Irwan Segara lahir di Lebak, Banten, 17 April 1989. Kini ia menetap di Yogyakarta. Perjalanan Menuju Mars (2018) adalah buku puisi perdananya.
Mashuri
Godaan Musim
di tepi musim, pawang hujan
mengutuk kemarau.
ia meratap parau,
”aku rindu langit
yang mengandung mendung
dan angin mendesau.”
2018
Seperti Puisi
ia datang kepadaku ketika puisi baru saja pamit ke kamar mandi.

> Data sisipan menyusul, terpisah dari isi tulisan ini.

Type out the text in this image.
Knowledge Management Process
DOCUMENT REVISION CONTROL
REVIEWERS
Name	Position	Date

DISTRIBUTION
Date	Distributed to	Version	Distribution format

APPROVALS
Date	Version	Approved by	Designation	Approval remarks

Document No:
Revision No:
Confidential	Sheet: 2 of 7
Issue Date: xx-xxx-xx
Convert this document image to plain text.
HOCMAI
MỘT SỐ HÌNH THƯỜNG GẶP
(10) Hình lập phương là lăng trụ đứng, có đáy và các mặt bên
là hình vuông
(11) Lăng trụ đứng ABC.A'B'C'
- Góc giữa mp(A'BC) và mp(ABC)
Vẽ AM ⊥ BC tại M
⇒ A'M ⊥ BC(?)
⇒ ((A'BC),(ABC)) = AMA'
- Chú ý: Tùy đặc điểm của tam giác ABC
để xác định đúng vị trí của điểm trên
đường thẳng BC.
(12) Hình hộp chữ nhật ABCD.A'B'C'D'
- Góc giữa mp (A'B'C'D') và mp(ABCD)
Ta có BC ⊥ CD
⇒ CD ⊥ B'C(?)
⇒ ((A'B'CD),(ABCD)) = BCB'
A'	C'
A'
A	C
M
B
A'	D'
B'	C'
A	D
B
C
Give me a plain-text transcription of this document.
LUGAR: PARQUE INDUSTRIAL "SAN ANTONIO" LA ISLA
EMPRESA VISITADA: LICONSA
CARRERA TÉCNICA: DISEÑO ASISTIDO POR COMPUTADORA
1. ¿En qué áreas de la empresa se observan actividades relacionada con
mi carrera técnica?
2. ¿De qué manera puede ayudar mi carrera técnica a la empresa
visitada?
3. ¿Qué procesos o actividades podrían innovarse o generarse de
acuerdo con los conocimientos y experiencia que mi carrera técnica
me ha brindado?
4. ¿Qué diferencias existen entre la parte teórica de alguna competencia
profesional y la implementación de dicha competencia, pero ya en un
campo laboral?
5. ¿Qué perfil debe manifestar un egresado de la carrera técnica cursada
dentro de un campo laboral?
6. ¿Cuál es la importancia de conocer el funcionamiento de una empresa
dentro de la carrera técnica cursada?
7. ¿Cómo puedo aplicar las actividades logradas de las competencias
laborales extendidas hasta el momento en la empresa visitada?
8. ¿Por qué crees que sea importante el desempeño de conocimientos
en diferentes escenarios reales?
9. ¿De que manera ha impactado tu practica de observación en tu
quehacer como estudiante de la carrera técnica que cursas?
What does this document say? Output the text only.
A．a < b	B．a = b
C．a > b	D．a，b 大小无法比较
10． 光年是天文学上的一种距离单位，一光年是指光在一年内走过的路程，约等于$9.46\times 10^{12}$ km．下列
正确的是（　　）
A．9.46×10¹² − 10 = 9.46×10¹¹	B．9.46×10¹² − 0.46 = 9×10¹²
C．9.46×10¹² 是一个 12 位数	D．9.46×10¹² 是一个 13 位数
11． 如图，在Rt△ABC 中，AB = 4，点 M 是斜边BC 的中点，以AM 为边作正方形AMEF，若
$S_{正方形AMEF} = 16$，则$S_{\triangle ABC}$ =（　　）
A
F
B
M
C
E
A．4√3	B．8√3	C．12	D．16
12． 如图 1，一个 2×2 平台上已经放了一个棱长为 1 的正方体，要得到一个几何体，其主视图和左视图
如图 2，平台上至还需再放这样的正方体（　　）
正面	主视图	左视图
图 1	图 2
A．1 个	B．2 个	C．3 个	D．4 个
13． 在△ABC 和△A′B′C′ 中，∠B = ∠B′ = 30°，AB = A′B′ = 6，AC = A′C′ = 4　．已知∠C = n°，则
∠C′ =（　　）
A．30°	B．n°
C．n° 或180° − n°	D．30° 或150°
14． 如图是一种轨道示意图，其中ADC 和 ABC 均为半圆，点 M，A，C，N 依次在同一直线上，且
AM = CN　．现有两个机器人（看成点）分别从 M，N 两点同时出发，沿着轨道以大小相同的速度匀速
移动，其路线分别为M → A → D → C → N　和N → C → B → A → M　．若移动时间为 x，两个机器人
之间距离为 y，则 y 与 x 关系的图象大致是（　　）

wujudnya gembel, mirip seekor kera kebun binatang yang tidak
dipelihara, dengan luka sayatan memanjang di dada. ia
mengajakku salaman, tapi aku takut tertular kuman.
”mari kita bercakap sebentar saja, sebelum puisi itu kembali dan
menguasai dirimu yang congkak dan nisbi,” serunya.
tercium bau mulutnya yang lebih harum daripada timbunan tahi.
aku pun menolak uluran tangannya yang lebam dan bernanah. ia
diam, lalu pergi, seperti rembulan kesiangan yang terusir matahari.
aku melihat punggungnya yang koyak dan semakin menjauh,
dengan degup kemenangan. untunglah, puisi kemudian kembali.
”aku juga pamit pergi, karena kau telah berani menolak hatimu
sendiri,” kata puisi.
2018
Cita-cita
seorang anak menjual kayu bakar
di pasar
ranting-ranting mungil
yang dipanen dari hutan jati kecil
di seberang kali
meski ia mengerti
orang-orang memasak sayur dan opor
dengan nyala kompor
ia selalu berdoa
yang dinukil dari pelajaran
agama, biologi dan fisika:
”tuhan yang kuasa,
lekaskanlah minyak dan gas bumi
menguap dari sini
dan berganti musim reboisasi”
anak yang ahli memanjat itu
terus memanjatkan doa
setiap hari
2018
Mashuri lahir di Lamongan, Jawa Timur, 27 April 1976. Buku puisinya antara lain Pengantin Lumpur (2005) dan Dangdut Makrifat (2018). Ia bekerja sebagai peneliti sastra di Balai Bahasa Jawa Timur.